Et toujours sa triste pensée

revolait vers sa fiancée,

qu'il nommait en pleurant...

(Hélène chancelle, Isaure s'approche vivement pour le soutenir.)

HÉLÈNE

Achève ! je suis calme.

RAYMOND

Un jour en combattant,

le nombre, hélas ! rendit sa valeur inutile.

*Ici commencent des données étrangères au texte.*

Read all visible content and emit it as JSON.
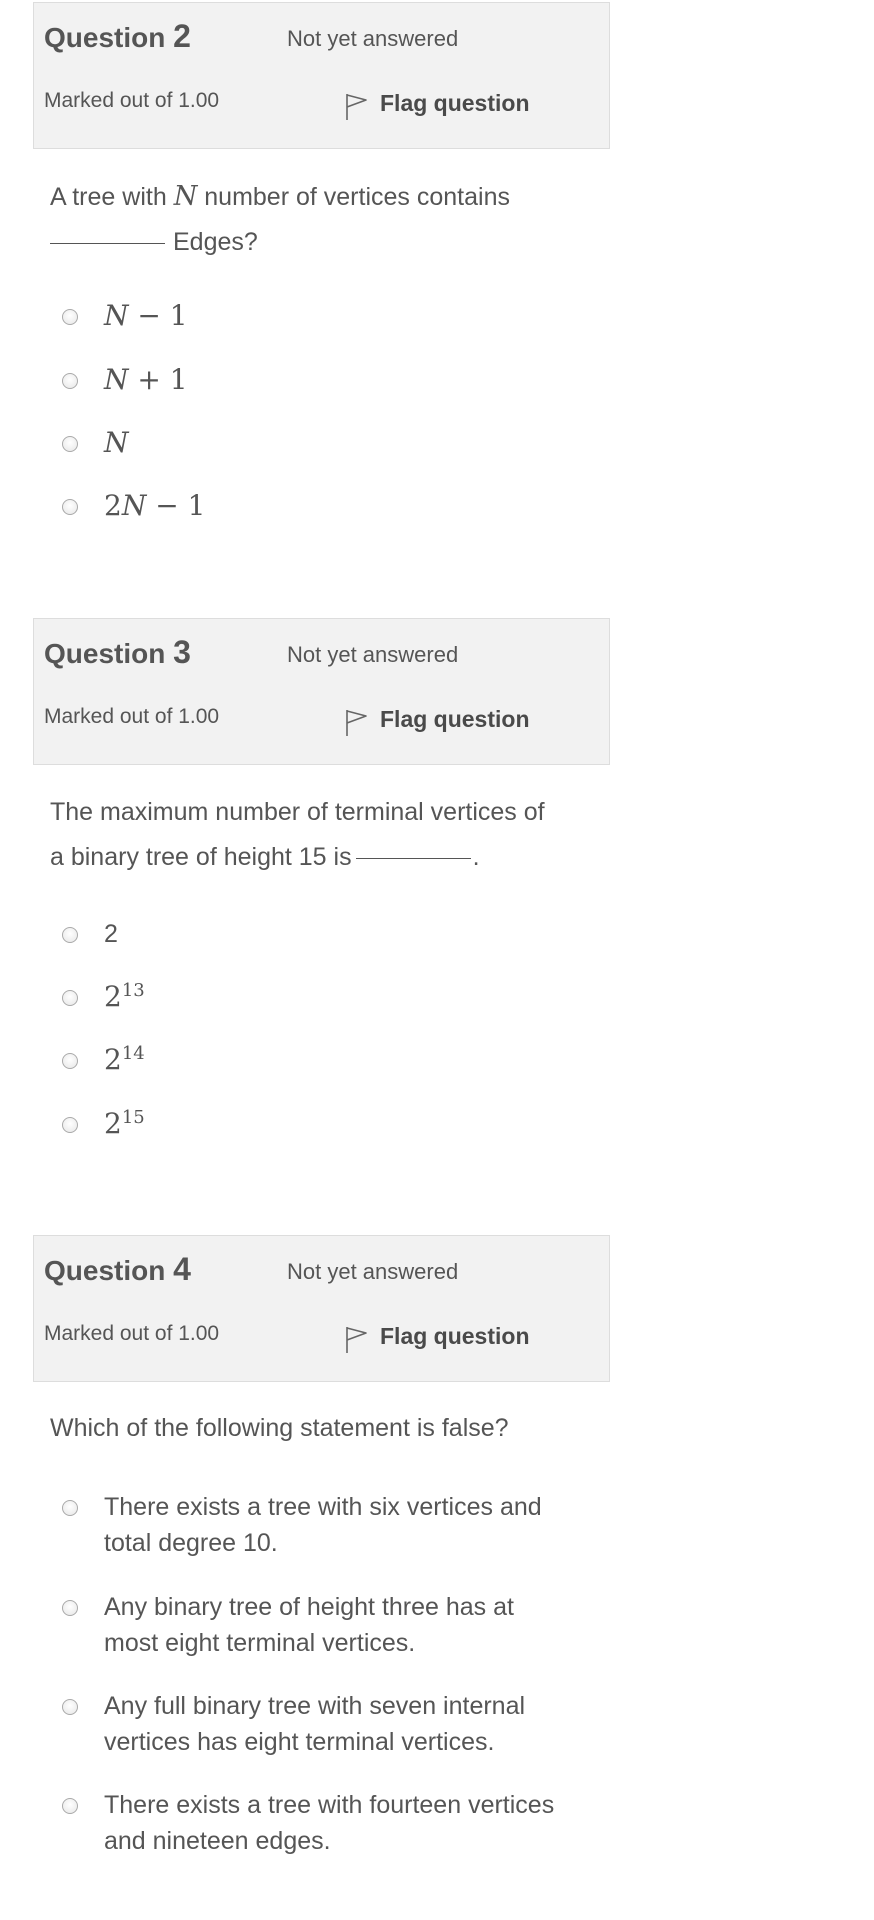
{
  "questions": [
    {
      "number_label": "Question",
      "number": "2",
      "state": "Not yet answered",
      "grade": "Marked out of 1.00",
      "flag_label": "Flag question",
      "text_a": "A tree with",
      "text_math": "N",
      "text_b": "number of vertices contains",
      "text_c": "Edges?",
      "options": [
        {
          "base": "N",
          "rest": " − 1"
        },
        {
          "base": "N",
          "rest": " + 1"
        },
        {
          "base": "N",
          "rest": ""
        },
        {
          "pre": "2",
          "base": "N",
          "rest": " − 1"
        }
      ]
    },
    {
      "number_label": "Question",
      "number": "3",
      "state": "Not yet answered",
      "grade": "Marked out of 1.00",
      "flag_label": "Flag question",
      "text_a": "The maximum number of terminal vertices of",
      "text_b": "a binary tree of height 15 is",
      "text_c": ".",
      "options": [
        {
          "base": "2",
          "exp": ""
        },
        {
          "base": "2",
          "exp": "13"
        },
        {
          "base": "2",
          "exp": "14"
        },
        {
          "base": "2",
          "exp": "15"
        }
      ]
    },
    {
      "number_label": "Question",
      "number": "4",
      "state": "Not yet answered",
      "grade": "Marked out of 1.00",
      "flag_label": "Flag question",
      "text": "Which of the following statement is false?",
      "options": [
        {
          "line1": "There exists a tree with six vertices and",
          "line2": "total degree 10."
        },
        {
          "line1": "Any binary tree of height three has at",
          "line2": "most eight terminal vertices."
        },
        {
          "line1": "Any full binary tree with seven internal",
          "line2": "vertices has eight terminal vertices."
        },
        {
          "line1": "There exists a tree with fourteen vertices",
          "line2": "and nineteen edges."
        }
      ]
    }
  ]
}
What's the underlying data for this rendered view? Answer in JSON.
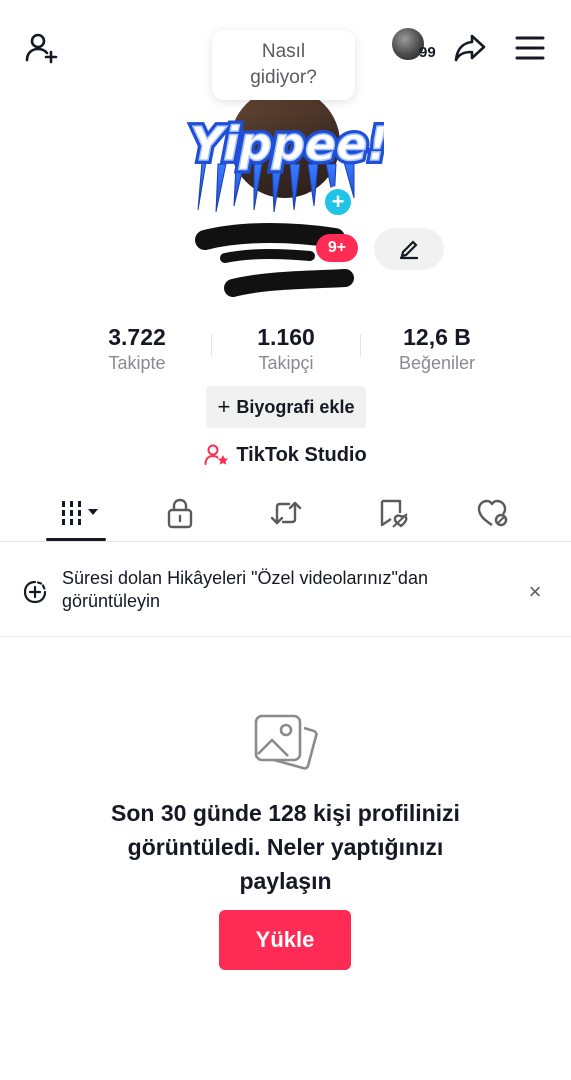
{
  "topbar": {
    "tooltip_text": "Nasıl gidiyor?",
    "story_count": "99",
    "icons": [
      "add-friend-icon",
      "share-icon",
      "menu-icon"
    ]
  },
  "profile": {
    "notification_badge": "9+",
    "edit_icon": "pencil-icon",
    "add_badge": "+"
  },
  "stats": [
    {
      "value": "3.722",
      "label": "Takipte"
    },
    {
      "value": "1.160",
      "label": "Takipçi"
    },
    {
      "value": "12,6 B",
      "label": "Beğeniler"
    }
  ],
  "bio_button": {
    "plus": "+",
    "label": "Biyografi ekle"
  },
  "studio": {
    "label": "TikTok Studio"
  },
  "tabs": [
    "videos-grid-icon",
    "lock-icon",
    "repost-icon",
    "favorites-icon",
    "liked-icon"
  ],
  "notice": {
    "text": "Süresi dolan Hikâyeleri \"Özel videolarınız\"dan görüntüleyin",
    "close": "×"
  },
  "empty_state": {
    "message": "Son 30 günde 128 kişi profilinizi görüntüledi. Neler yaptığınızı paylaşın",
    "upload_label": "Yükle"
  },
  "colors": {
    "accent": "#fe2c55",
    "text": "#161823",
    "muted": "#8a8b91",
    "button_bg": "#f1f1f2",
    "plus_badge": "#20c4e6"
  }
}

(indiquant Ramla, qu'on aperçoit dans le lointain)

Depuis, dans cette ville,

captif...

HÉLÈNE

(vivement)

Il n'est pas mort !

RAYMOND

Il est là prisonnier.

HÉLÈNE

Il respire ! ô transport !

[N. 8 - Polonaise]

Quelle ivresse ! bonheur suprême !

Tu m'attends, ô toi que j'aime !

Quelle ivresse ! oui, dieu lui-même

nous guida pour nous revoir.

Noble cœur ! je te proclame

innocent d'un crime infâme.

Tu m'appelles, et mon âme

t'a gardé sa chaste flamme,

tu m'appelles, et mon âme

dans ma nuit s'ouvre à l'espoir.

ISAURE

Vous oseriez...

HÉLÈNE

Au péril de ma vie,

je veux le revoir un instant.

(à Raymond)

J'ai de l'or ! guide-moi !

ISAURE

(voulant la retenir)

Ma maîtresse chérie !...

HÉLÈNE

J'irai ! c'est mon époux devant dieu qui m'entend.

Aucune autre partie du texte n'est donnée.